Chœurs de l’Opéra national du Capitole, Gabriel Bourgoin (chef des chœurs), Orchestre national du Capitole, Michele Spotti (direction musicale)
Pierre Rambert (mise en scène), Antoine Fontaine (décors), Frank Sorbier (costumes), Joël Fabing (lumières), Laurence Fanon (chorégraphies)
J. Dran, C. Pavone (© Mirco Magliocca)
On comprend qu’une œuvre comme La Traviata de Verdi puisse être reprise régulièrement : d’une part c’est l’opéra le plus joué au monde depuis quelques années, et l’œuvre garantit presque à elle seule le succès public de la production, et d’autre part les rôles principaux constituent des étapes marquantes dans la carrière d’artistes lyriques, d’où la nécessité de la jouer souvent pour que tout le monde s’y retrouve.
Et on peut comprendre que Christophe Ghristi, le directeur du Capitole, qui est à l’origine du projet, ait tenu à rendre hommage à Pierre Rambert, décédé en 2021, en reprenant l’unique mise en scène d’opéra de l’ancien maître de ballet du Lido, créée in loco en 2018. Il a assuré son succès en retenant une double distribution très solide, dont nous n’avons vu que la seconde, et en s’assurant la collaboration de Michele Spotti, un des chefs d’orchestre les plus en vue d’aujourd’hui, récemment nommé directeur musical de l’Opéra municipal et de l’Orchestre philharmonique de Marseille.

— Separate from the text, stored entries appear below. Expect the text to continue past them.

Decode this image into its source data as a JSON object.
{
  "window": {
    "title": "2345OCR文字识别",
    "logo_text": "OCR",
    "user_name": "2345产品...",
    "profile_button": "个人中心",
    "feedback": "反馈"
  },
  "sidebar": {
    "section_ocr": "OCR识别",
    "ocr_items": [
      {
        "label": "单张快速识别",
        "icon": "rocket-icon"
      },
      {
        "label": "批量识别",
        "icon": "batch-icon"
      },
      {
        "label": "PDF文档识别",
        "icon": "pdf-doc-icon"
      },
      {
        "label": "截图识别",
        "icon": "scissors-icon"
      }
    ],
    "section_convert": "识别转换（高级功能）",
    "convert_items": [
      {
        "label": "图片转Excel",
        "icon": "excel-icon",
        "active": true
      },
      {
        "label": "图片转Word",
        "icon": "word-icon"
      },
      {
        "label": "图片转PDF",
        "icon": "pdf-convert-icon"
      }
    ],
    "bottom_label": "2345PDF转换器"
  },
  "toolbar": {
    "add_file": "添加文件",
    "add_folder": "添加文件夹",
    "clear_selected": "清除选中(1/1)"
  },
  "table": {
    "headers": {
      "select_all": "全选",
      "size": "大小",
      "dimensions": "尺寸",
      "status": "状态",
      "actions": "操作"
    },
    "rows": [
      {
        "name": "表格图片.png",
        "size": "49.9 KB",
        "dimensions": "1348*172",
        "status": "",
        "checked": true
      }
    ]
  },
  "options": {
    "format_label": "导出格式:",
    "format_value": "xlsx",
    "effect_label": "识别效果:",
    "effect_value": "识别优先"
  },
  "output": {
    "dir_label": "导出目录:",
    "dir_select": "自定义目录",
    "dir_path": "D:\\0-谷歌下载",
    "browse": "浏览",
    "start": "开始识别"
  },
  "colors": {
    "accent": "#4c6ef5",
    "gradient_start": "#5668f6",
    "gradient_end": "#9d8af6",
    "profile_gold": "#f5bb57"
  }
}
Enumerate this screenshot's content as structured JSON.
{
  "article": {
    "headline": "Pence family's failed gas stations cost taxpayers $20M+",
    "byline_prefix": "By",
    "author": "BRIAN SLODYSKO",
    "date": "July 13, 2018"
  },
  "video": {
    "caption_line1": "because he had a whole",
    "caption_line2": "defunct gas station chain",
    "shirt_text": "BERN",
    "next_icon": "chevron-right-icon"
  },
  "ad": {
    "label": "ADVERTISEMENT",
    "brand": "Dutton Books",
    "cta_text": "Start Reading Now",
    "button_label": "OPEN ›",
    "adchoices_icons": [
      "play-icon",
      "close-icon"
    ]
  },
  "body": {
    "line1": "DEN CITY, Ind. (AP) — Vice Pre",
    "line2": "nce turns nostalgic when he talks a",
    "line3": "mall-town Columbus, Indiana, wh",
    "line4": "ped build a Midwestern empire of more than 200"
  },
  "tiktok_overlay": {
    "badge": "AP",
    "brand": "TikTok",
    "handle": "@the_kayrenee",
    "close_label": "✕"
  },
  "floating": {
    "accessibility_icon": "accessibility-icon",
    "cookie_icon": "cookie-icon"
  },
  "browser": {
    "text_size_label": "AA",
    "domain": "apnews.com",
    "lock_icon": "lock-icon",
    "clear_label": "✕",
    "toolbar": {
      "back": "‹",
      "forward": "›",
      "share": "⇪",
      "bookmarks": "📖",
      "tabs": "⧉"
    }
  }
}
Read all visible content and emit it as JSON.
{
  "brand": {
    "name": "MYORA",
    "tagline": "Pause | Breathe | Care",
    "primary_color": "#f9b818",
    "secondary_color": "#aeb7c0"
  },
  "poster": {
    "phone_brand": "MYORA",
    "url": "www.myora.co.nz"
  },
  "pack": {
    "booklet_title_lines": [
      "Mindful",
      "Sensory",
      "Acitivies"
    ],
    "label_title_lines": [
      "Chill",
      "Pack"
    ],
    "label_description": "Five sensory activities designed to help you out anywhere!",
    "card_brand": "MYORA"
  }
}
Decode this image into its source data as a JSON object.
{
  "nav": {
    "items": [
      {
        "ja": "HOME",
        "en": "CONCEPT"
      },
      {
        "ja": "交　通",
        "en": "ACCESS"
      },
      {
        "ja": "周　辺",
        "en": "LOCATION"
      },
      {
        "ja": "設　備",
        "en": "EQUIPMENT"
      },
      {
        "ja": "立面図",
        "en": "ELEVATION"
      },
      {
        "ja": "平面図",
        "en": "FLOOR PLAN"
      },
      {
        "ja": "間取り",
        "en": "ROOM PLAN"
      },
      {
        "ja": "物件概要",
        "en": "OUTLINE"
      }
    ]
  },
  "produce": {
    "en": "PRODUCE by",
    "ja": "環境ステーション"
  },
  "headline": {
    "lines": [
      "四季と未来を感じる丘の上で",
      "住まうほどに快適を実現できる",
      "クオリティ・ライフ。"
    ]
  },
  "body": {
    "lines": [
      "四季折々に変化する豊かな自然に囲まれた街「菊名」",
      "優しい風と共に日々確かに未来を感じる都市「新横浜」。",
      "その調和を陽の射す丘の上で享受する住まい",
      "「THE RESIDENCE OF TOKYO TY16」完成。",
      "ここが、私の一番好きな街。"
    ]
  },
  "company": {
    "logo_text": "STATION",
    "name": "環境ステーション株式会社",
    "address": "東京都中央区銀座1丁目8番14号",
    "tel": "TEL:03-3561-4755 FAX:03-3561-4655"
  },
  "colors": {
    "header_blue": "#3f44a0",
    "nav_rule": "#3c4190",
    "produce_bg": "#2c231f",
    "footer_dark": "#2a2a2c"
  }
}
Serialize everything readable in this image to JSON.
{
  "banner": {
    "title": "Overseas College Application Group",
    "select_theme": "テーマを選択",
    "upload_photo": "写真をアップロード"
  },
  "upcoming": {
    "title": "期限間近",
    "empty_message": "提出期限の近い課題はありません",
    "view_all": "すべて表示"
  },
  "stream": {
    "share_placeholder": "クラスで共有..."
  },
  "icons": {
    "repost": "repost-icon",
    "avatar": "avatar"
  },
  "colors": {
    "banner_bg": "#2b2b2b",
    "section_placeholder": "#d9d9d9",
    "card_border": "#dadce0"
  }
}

Ce n’est pourtant pas faire injure à Pierre Rambert, homme de spectacle et amoureux du spectacle, que de considérer qu’on ne s’improvise pas metteur en scène d’opéra. Bien sûr, on nous objectera qu’une mise en scène quelque peu « à l’ancienne » nous repose parfois des « relectures » si fréquentes qu’on nous impose aujourd’hui, où la laideur le dispute à la distorsion des éléments essentiels de l’ouvrage, mis au service des fantasmes personnels des metteurs en scène. Pourtant une mise en scène, pour classique qu’elle se veuille (et celle‑ci ne l’est pas complètement, transformant certains éléments du livret) ne se réduit pas à une scénographie, pour esthétique qu’elle soit. L’émotion naît des intentions de jeu des acteurs qui chantent, développées par une direction d’acteurs suffisamment travaillée. Or, de direction d’acteurs, on n’en a guère perçu dans cette production. Les chœurs, immobiles lors de la fête chez Flora à l’acte III, Alfredo, se tenant à un arbre pendant son air de l’acte II, ou laissé à l’abandon pendant l’air de son père Giorgio, illustrent ces limites, que ne viendra pas racheter une mort de Violetta assez terne, peu crédible. Très peu d’idées réelles émaillent cette lecture du chef‑d’œuvre de Verdi : une poupée comme fil conducteur, représentant Violetta sans doute et que les protagonistes tiennent en main à tour de rôle, n’apporte strictement rien à l’action, pas plus que le soulier à plumes qui revient plusieurs fois, vague clin d’œil à Cendrillon. Quant à l’énorme camélia blanc, qui ouvre le spectacle et le referme lors de l’assomption de Violetta, la malheureuse finissant par monter au centre de la fleur après qu’un personnage représentant son âme s’est envolé, et que son lit en s’élevant l’y eut déposée, il ne produit qu’un effet. Et une mise en scène doit donner à penser et à sentir, au‑delà de l’effet.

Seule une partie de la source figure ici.